Piazza Verdi is the seat of magnificent Teatro Comunale, while on its western side it is bounded by the only surviving section of Bologna's 11th century city walls.
The square, especially in summer, is used for numerous opeair cultural events. From recently there is promotion of "Almawinteraction" by Alma Mater, proposing different activities in the winer, such as; exhibitions, debates, workshops even "tornei di briscola" (tournaments in card game).

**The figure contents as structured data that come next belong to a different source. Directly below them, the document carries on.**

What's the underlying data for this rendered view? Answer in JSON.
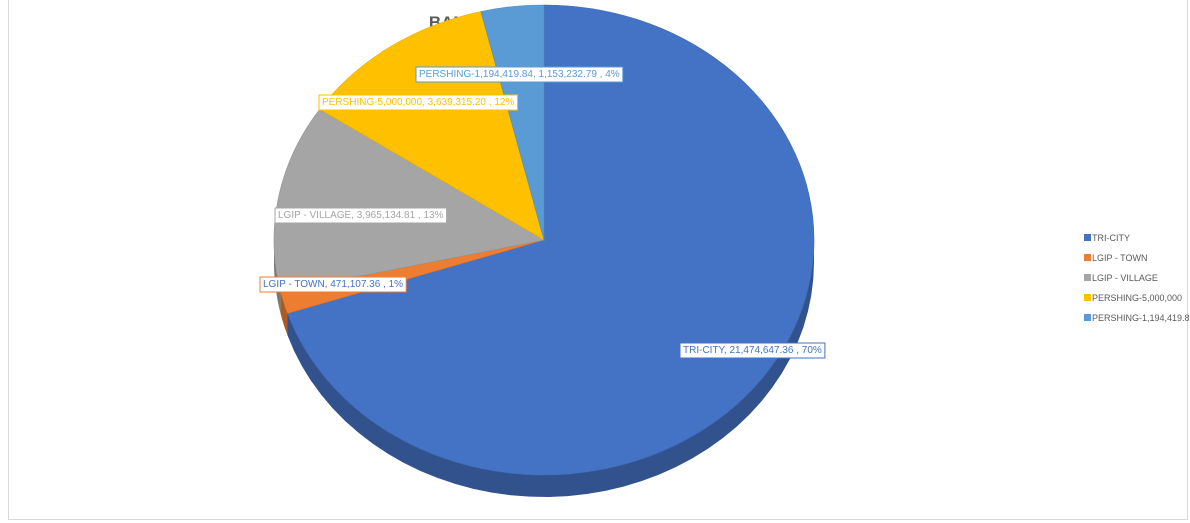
{
  "chart_data": {
    "type": "pie",
    "title": "BANK BALANCES",
    "three_d": true,
    "legend_position": "right",
    "slices": [
      {
        "name": "TRI-CITY",
        "value": 21474647.36,
        "percent": 70,
        "color": "#4472C4",
        "label": "TRI-CITY, 21,474,647.36 , 70%"
      },
      {
        "name": "LGIP - TOWN",
        "value": 471107.36,
        "percent": 1,
        "color": "#ED7D31",
        "label": "LGIP - TOWN, 471,107.36 , 1%"
      },
      {
        "name": "LGIP - VILLAGE",
        "value": 3965134.81,
        "percent": 13,
        "color": "#A5A5A5",
        "label": "LGIP - VILLAGE, 3,965,134.81 , 13%"
      },
      {
        "name": "PERSHING-5,000,000",
        "value": 3639315.2,
        "percent": 12,
        "color": "#FFC000",
        "label": "PERSHING-5,000,000, 3,639,315.20 , 12%"
      },
      {
        "name": "PERSHING-1,194,419.84",
        "value": 1153232.79,
        "percent": 4,
        "color": "#5B9BD5",
        "label": "PERSHING-1,194,419.84, 1,153,232.79 , 4%"
      }
    ]
  }
}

Fondest memory: Piazza Verdi definatelly isn't the most beautiful square in the city of Bologna but it is probably the most charming one, especially in the evenings.
Exploring the streets
Favorite thing: Bologna is a beautiful town and very laid back place. You wont see here much of those hysterical busy individuals who rushing from the point A to the point B, angry because you happened to be caught on their way. Here you can stop a local businessmen and ask him, even a silly question, and yet he wont ignoring you but will patiently respond with a smile. Do not be surprised if some youngster, friendly and kindly, take you to the spot that you are looking for.
Bologna is "citta di arte e cultura" (the city of arts and culture) and the visitor would notice it at every turn when strolling around. These are the reasons why exploring of Bologna and its streets is such casual, comfortable and enjoyable.
Fondest memory: Population makes the integral part in the beauty of an place, the citizens of Bologna are very polite, helpful and very friendly towards the visitors.